The University of Colorado at Colorado Springs student body president who caused a furor this school year when he refused to sign off on allocating student-fee dollars to a campus gay organization, said Wednesday he'll seek a seat on the El Paso County Commission.

David Williams, a 22-year-old political science major who said he anticipates graduating in December, announced his candidacy for the District 5 seat being vacated by Jim Bensberg, who is term-limited in 2010. The district includes most of east, north and south-central Colorado Springs.

In the e-mail announcement, Williams endorsed "limited government, low taxes, adequate public safety and fiscal responsibility," but made no specific proposals. In an interview, he said the county's chronic budget problems should be solved by "making the government smaller so that there would be a smaller budget," but said he had not developed a list of the agencies or services he would cut.

The jockeying for Bensberg's seat is off to an early start.
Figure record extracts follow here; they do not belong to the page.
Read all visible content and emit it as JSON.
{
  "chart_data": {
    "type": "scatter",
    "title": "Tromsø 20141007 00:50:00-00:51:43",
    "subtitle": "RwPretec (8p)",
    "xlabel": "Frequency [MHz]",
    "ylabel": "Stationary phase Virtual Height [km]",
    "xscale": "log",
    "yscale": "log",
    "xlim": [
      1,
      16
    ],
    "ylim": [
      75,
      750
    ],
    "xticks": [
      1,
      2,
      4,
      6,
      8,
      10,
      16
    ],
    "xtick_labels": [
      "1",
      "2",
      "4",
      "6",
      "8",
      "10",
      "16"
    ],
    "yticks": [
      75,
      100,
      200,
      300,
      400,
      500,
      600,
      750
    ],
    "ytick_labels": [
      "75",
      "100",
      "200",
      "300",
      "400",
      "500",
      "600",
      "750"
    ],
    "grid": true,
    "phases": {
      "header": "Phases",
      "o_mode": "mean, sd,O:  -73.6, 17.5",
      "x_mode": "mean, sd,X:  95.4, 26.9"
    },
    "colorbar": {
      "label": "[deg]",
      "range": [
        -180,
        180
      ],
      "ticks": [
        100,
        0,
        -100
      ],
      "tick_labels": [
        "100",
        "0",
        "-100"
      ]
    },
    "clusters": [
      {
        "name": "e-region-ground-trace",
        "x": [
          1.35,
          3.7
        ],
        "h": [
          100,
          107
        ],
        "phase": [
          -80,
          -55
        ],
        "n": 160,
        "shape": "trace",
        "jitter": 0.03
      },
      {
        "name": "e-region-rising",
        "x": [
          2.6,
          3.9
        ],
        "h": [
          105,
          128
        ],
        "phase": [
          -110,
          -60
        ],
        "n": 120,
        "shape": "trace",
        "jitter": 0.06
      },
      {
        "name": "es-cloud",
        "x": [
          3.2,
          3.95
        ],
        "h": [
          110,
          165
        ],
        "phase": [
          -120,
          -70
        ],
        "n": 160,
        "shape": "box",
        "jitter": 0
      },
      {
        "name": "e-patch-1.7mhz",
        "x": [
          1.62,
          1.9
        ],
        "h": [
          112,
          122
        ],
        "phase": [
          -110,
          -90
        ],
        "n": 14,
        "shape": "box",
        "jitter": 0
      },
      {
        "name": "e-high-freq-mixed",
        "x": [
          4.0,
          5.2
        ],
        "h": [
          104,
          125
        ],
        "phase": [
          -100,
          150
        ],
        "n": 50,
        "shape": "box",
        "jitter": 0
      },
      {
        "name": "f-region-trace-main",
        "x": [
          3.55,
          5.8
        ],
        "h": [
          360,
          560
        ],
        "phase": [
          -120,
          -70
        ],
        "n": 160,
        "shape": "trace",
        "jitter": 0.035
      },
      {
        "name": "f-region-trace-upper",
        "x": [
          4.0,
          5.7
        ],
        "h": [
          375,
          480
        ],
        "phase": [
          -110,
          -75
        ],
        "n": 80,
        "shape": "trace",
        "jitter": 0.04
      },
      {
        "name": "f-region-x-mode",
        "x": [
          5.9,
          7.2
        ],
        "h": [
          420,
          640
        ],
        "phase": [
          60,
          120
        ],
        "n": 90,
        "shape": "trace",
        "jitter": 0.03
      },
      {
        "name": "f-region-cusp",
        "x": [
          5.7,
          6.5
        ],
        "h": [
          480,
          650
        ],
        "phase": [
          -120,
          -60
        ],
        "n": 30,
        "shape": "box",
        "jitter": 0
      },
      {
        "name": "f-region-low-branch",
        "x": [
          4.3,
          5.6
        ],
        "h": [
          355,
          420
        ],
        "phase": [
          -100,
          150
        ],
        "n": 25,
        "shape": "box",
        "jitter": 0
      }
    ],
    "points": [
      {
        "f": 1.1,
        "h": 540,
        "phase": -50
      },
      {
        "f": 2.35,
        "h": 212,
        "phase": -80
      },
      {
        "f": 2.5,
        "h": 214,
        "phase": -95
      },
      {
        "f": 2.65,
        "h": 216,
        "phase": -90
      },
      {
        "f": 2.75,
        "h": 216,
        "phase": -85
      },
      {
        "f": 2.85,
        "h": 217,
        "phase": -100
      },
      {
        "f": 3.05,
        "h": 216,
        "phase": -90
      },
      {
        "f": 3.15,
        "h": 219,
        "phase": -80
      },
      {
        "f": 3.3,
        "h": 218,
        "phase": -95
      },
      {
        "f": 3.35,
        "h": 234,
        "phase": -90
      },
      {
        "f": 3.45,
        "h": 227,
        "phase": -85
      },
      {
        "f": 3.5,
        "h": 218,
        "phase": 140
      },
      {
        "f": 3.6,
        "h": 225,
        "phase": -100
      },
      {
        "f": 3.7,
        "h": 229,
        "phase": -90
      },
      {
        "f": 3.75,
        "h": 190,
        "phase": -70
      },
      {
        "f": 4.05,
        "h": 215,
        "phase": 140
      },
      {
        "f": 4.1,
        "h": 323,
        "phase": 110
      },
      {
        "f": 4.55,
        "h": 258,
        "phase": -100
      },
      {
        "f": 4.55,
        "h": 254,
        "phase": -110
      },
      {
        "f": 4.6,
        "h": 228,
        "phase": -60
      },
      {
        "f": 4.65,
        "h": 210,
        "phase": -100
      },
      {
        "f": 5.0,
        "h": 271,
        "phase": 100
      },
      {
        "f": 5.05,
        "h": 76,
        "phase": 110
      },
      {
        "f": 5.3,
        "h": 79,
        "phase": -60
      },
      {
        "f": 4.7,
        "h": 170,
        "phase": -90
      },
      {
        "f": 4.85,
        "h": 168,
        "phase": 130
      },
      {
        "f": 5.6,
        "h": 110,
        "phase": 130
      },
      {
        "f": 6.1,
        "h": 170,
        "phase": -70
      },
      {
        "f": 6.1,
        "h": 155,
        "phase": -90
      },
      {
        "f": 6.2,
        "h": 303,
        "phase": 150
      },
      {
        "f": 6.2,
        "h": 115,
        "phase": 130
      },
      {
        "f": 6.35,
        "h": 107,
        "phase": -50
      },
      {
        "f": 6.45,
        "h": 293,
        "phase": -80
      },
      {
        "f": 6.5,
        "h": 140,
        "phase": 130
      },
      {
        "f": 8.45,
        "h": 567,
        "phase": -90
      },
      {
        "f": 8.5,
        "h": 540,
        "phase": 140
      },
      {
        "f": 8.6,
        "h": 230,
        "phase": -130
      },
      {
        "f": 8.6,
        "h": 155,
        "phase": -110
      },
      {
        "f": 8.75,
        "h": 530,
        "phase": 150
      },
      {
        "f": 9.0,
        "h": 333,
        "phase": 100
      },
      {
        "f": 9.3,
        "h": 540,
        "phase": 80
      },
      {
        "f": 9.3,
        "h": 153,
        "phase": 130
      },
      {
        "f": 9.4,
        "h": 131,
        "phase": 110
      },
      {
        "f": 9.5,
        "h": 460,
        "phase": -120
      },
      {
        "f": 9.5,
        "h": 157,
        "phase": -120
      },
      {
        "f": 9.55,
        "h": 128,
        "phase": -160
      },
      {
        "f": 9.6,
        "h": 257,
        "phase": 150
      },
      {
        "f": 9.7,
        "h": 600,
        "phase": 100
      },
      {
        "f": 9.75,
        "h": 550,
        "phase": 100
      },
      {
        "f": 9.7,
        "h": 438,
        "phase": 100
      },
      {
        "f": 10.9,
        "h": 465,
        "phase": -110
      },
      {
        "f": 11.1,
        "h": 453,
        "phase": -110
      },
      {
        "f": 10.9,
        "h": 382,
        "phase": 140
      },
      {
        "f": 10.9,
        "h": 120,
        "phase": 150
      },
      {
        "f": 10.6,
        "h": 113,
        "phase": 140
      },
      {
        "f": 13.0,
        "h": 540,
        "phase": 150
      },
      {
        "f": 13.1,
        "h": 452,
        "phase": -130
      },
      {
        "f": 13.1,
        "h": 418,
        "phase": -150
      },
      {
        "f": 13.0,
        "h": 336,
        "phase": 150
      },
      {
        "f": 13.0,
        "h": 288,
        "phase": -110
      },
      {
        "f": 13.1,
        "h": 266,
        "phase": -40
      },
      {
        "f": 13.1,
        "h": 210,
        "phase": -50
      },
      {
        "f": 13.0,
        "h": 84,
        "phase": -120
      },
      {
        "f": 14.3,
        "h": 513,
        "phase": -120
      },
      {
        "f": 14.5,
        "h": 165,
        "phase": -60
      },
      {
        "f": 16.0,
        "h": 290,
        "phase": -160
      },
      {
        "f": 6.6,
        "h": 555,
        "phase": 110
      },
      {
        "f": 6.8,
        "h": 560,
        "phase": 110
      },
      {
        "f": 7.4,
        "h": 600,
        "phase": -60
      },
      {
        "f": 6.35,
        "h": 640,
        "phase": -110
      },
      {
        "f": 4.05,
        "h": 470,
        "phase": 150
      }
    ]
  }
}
Peggy Littleton, this region's representative on the state Board of Education, and Patrick Carter, who ran for the Fifth Congressional District seat won by Doug Lamborn in 2006, have already announced their candidacies, and Bensberg said he expected former state Sen. Ed Jones to join the race.
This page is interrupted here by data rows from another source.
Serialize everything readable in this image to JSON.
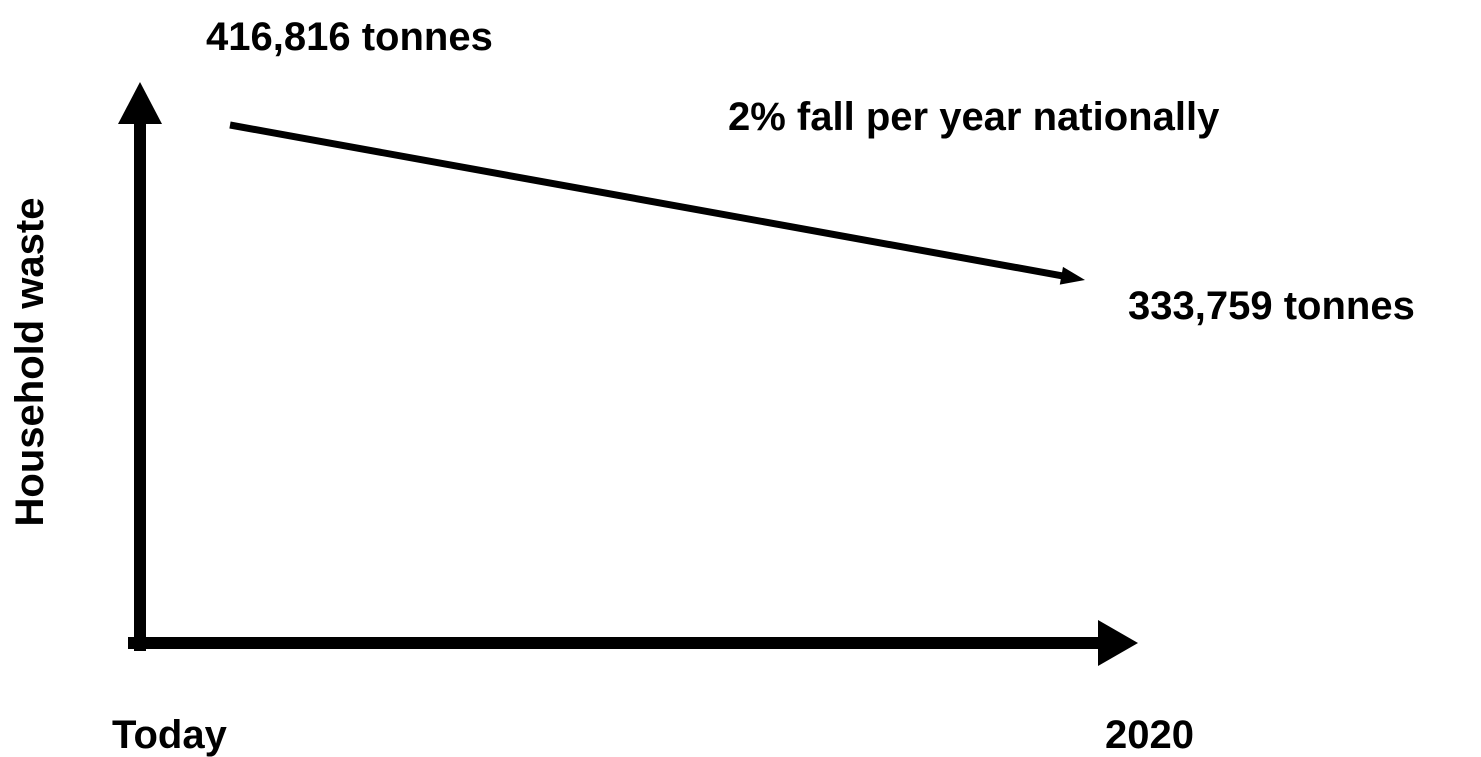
{
  "chart_data": {
    "type": "line",
    "x": [
      "Today",
      "2020"
    ],
    "series": [
      {
        "values": [
          416816,
          333759
        ]
      }
    ],
    "title": "",
    "xlabel": "",
    "ylabel": "Household waste",
    "annotations": {
      "start": "416,816 tonnes",
      "end": "333,759 tonnes",
      "trend": "2% fall per year nationally"
    },
    "grid": false
  },
  "colors": {
    "ink": "#000000",
    "background": "#ffffff"
  }
}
Kay Rendleman, the county GOP chairwoman, said others are also considering making a run.

Williams made headlines in September when he declined to sign off on the student Senate's appropriation of $2,100 in student government-managed funding to Spectrum, a gay, bisexual and transgender club.

Williams said he had "a moral compass that disagrees with the lifestyle and message preached by Spectrum."

Williams' inaction did not block the request, which was granted without his signature in accordance with the student government constitution. But it ignited a controversy that burned for the rest of the school year.

Williams was impeached in April by the student government, which found him guilty of discrimination but did not take the final step of removing him from office. A separate effort to recall Williams by a vote of the 8,000-member student body was blocked by UCCS Chancellor Pam Shockley-Zalabak, who said proper procedures had not been followed. Williams' term ends June 1.

The episode sparked a debate about homophobia on campus and a heightened awareness of gay-rights issues. Williams was defeated for re-election, and his successor as student body president is openly gay.

Williams said Wednesday that he had acted on his "core beliefs."

"I don't apologize for what I did," he said. "We have too many politicians that have no sort of a backbone. They're just simply politicians that pander to both sides in order to get elected."

Rendleman said she didn't think the insertion of a social wedge issue into a county commissioner's race would tarnish the party. "People will try to use that against him," she said of the campus controversy. "I don't think that's what any of the candidates in that race will be pushing, so I don't see it as impacting the image of the party."